Thoughts on Premium Boosters

Premium boosters are packaged boosters that come with a small handful of packs with set rarities within them. Every booster will contain exactly two normal non-foil cards and a single foil that can be either a stamp or a signed card. There is no patterned distribution to the cards. As such, you may get infinite copies of a single card and finite copies of another. All rarities are essentially the same, but the chance of getting anything you want is up to the god of luck.

Shakugan no Shana Premium Booster

I’ll be very blunt here. I dislike premium boosters. Now before the reader(s) decide to raise their pitchforks and torches in outrage or support, I want to explain my opinion here. Premium boosters have carried the formula as follows since their inception years ago. They’re no longer a new product but an expected product that is more than likely to continue to show up.

They carry exactly six packs, each with three cards in them in the ratios described in the opening preface. They have no real set distribution, meaning any card could be found within any rarity with duplication. I’ve personally never seen a pack open with three of the same exact cards, but that is not entirely out of the possibility of these packs given their complete utter randomness. The only bright side lies with the fact that premium booster card pools are usually small to compensate, not that it changes your gacha luck when pulling this product.

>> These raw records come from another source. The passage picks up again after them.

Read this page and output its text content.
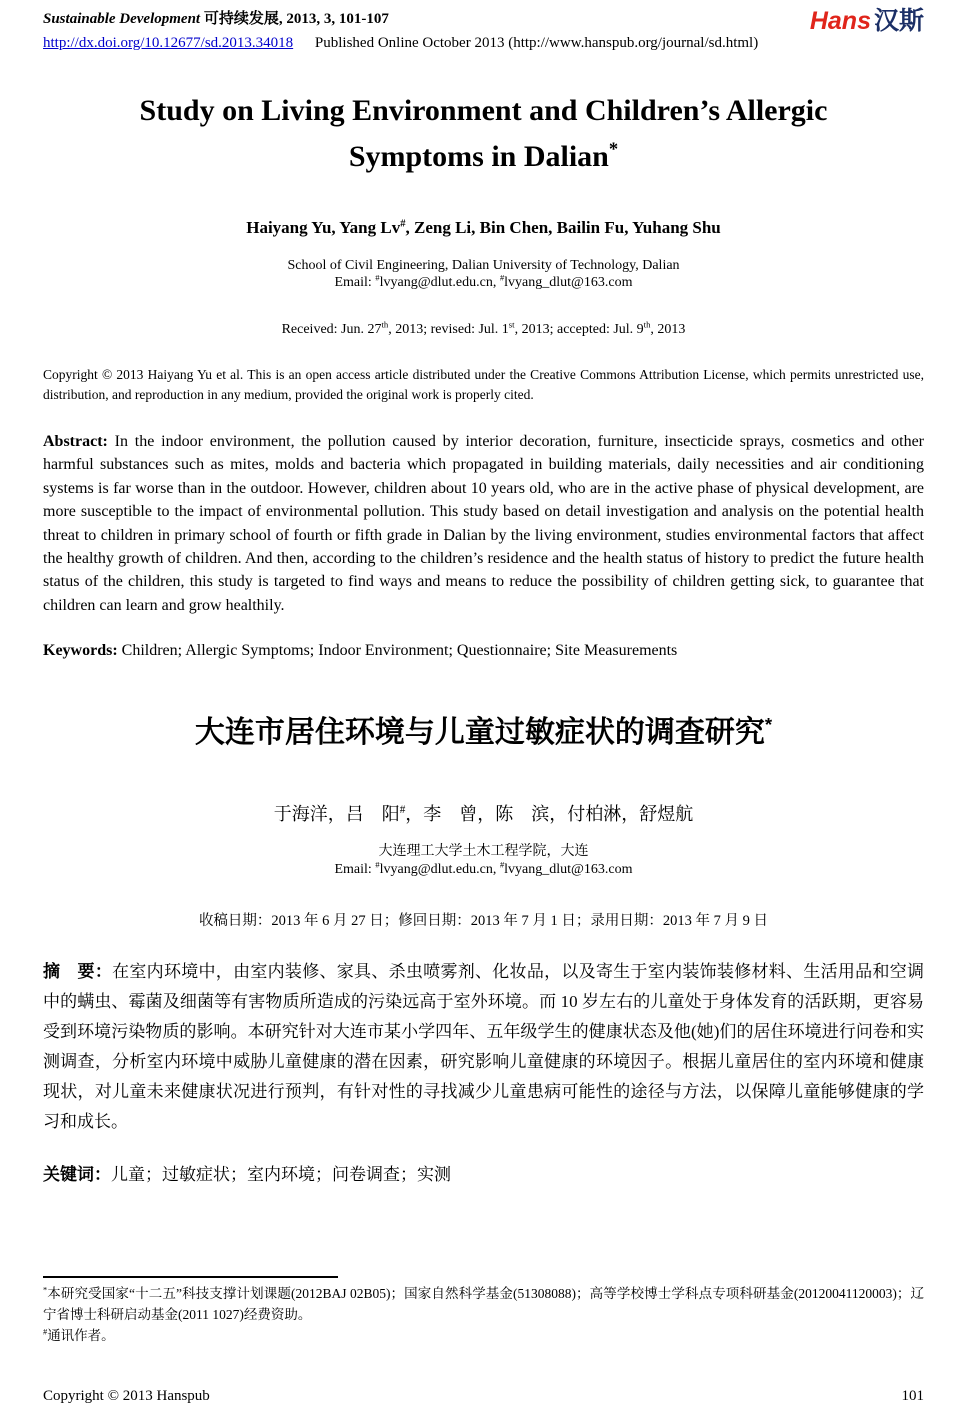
Sustainable Development 可持续发展, 2013, 3, 101-107
http://dx.doi.org/10.12677/sd.2013.34018 Published Online October 2013 (http://www.hanspub.org/journal/sd.html)
Hans 汉斯
Study on Living Environment and Children’s Allergic Symptoms in Dalian*
Haiyang Yu, Yang Lv#, Zeng Li, Bin Chen, Bailin Fu, Yuhang Shu
School of Civil Engineering, Dalian University of Technology, Dalian
Email: #lvyang@dlut.edu.cn, #lvyang_dlut@163.com
Received: Jun. 27th, 2013; revised: Jul. 1st, 2013; accepted: Jul. 9th, 2013

Copyright © 2013 Haiyang Yu et al. This is an open access article distributed under the Creative Commons Attribution License, which permits unrestricted use, distribution, and reproduction in any medium, provided the original work is properly cited.

Abstract: In the indoor environment, the pollution caused by interior decoration, furniture, insecticide sprays, cosmetics and other harmful substances such as mites, molds and bacteria which propagated in building materials, daily necessities and air conditioning systems is far worse than in the outdoor. However, children about 10 years old, who are in the active phase of physical development, are more susceptible to the impact of environmental pollution. This study based on detail investigation and analysis on the potential health threat to children in primary school of fourth or fifth grade in Dalian by the living environment, studies environmental factors that affect the healthy growth of children. And then, according to the children’s residence and the health status of history to predict the future health status of the children, this study is targeted to find ways and means to reduce the possibility of children getting sick, to guarantee that children can learn and grow healthily.

Keywords: Children; Allergic Symptoms; Indoor Environment; Questionnaire; Site Measurements

大连市居住环境与儿童过敏症状的调查研究*
于海洋，吕　阳#，李　曾，陈　滨，付柏淋，舒煜航
大连理工大学土木工程学院，大连
Email: #lvyang@dlut.edu.cn, #lvyang_dlut@163.com
收稿日期：2013 年 6 月 27 日；修回日期：2013 年 7 月 1 日；录用日期：2013 年 7 月 9 日

摘　要：在室内环境中，由室内装修、家具、杀虫喷雾剂、化妆品，以及寄生于室内装饰装修材料、生活用品和空调中的螨虫、霉菌及细菌等有害物质所造成的污染远高于室外环境。而 10 岁左右的儿童处于身体发育的活跃期，更容易受到环境污染物质的影响。本研究针对大连市某小学四年、五年级学生的健康状态及他(她)们的居住环境进行问卷和实测调查，分析室内环境中威胁儿童健康的潜在因素，研究影响儿童健康的环境因子。根据儿童居住的室内环境和健康现状，对儿童未来健康状况进行预判，有针对性的寻找减少儿童患病可能性的途径与方法，以保障儿童能够健康的学习和成长。

关键词：儿童；过敏症状；室内环境；问卷调查；实测

*本研究受国家“十二五”科技支撑计划课题(2012BAJ 02B05)；国家自然科学基金(51308088)；高等学校博士学科点专项科研基金(20120041120003)；辽宁省博士科研启动基金(2011 1027)经费资助。

#通讯作者。

Copyright © 2013 Hanspub	101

*Note: As of the writing of this, Shakugan no Shana’s premium booster had not yet been finalized with images showing preliminary product.*

There’s no argument that the foil are gorgeous. The premium boosters open a wide range of design possibilities with the highest rarity cards having specialized modifications unlike that of the average sign in a booster (see Kazumi on the left).

As in the case of the Doctor Strange foil to the left, the foiling pattern leaves a stamp but also a prismatic rainbow colour flowing through the text in an off-frame rare background. It is absolutely gorgeous. Even the lesser rarities (the card viewer on the official site does these cards no justice) are fairly nice in their foil background as well. One last thing to mention about the cards themselves is that they’re tougher and less likely to curl than their old extra booster counterparts. In addition, they do have some real seiyuu’s images featured for some of the alternative rares if you’d like that.

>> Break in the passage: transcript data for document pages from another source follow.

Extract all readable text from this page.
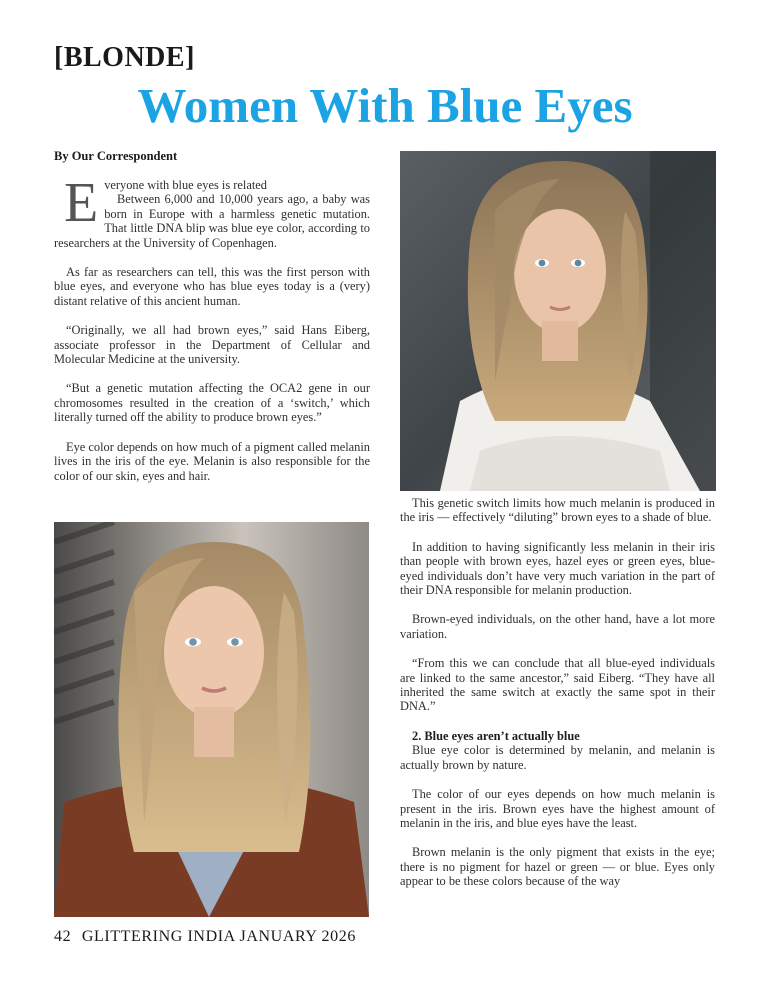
[BLONDE]
Women With Blue Eyes
By Our Correspondent

Everyone with blue eyes is related
Between 6,000 and 10,000 years ago, a baby was born in Europe with a harmless genetic mutation. That little DNA blip was blue eye color, according to researchers at the University of Copenhagen.

As far as researchers can tell, this was the first person with blue eyes, and everyone who has blue eyes today is a (very) distant relative of this ancient human.

“Originally, we all had brown eyes,” said Hans Eiberg, associate professor in the Department of Cellular and Molecular Medicine at the university.

“But a genetic mutation affecting the OCA2 gene in our chromosomes resulted in the creation of a ‘switch,’ which literally turned off the ability to produce brown eyes.”

Eye color depends on how much of a pigment called melanin lives in the iris of the eye. Melanin is also responsible for the color of our skin, eyes and hair.

This genetic switch limits how much melanin is produced in the iris — effectively “diluting” brown eyes to a shade of blue.

In addition to having significantly less melanin in their iris than people with brown eyes, hazel eyes or green eyes, blue-eyed individuals don’t have very much variation in the part of their DNA responsible for melanin production.

Brown-eyed individuals, on the other hand, have a lot more variation.

“From this we can conclude that all blue-eyed individuals are linked to the same ancestor,” said Eiberg. “They have all inherited the same switch at exactly the same spot in their DNA.”

2. Blue eyes aren’t actually blue

Blue eye color is determined by melanin, and melanin is actually brown by nature.

The color of our eyes depends on how much melanin is present in the iris. Brown eyes have the highest amount of melanin in the iris, and blue eyes have the least.

Brown melanin is the only pigment that exists in the eye; there is no pigment for hazel or green — or blue. Eyes only appear to be these colors because of the way

42 GLITTERING INDIA JANUARY 2026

Now on to the nitty gritty bad stuff that I dislike about these sets. Firstly, the pricing is absurd. These boxes are selling on average for half the price of a normal booster and offer no standard ratios. You are also only getting eighteen cards a box, making it impossible for you to even attempt to build anything without getting at minimum three boosters and being extremely lucky. Remember, due to the random ratios, it is entirely possible to buy several boosters and never pull a single climax, even if the chance is low.

Secondly, sets that are completely only available in premium boosters are becoming the norm. As is the case for Jojo’s Stone Ocean/Stardust Crusader split, you have a full card pool available with the only way to get product outside of singles to be pulling massive amounts of boxes. This makes it quite stressful and terrible for any individual to try and purchase product to try and make decks. As for reprint sets, I give them a little bit of a slide since the cards already pre-exist in another form. The reprints solely exist as collector bombs and are not necessary for deck construction.

Still, if you are willing to play the gamble game, do go ahead. These boxes are quite fun compared to opening the average booster. Since the chances of getting a higher rarity are completely random and there’s seemingly no mapping known, there is a chance of very high value. However, these are as defined by its title, premium products. At the end of the day, it is a gacha after all, so do remember to take that into account.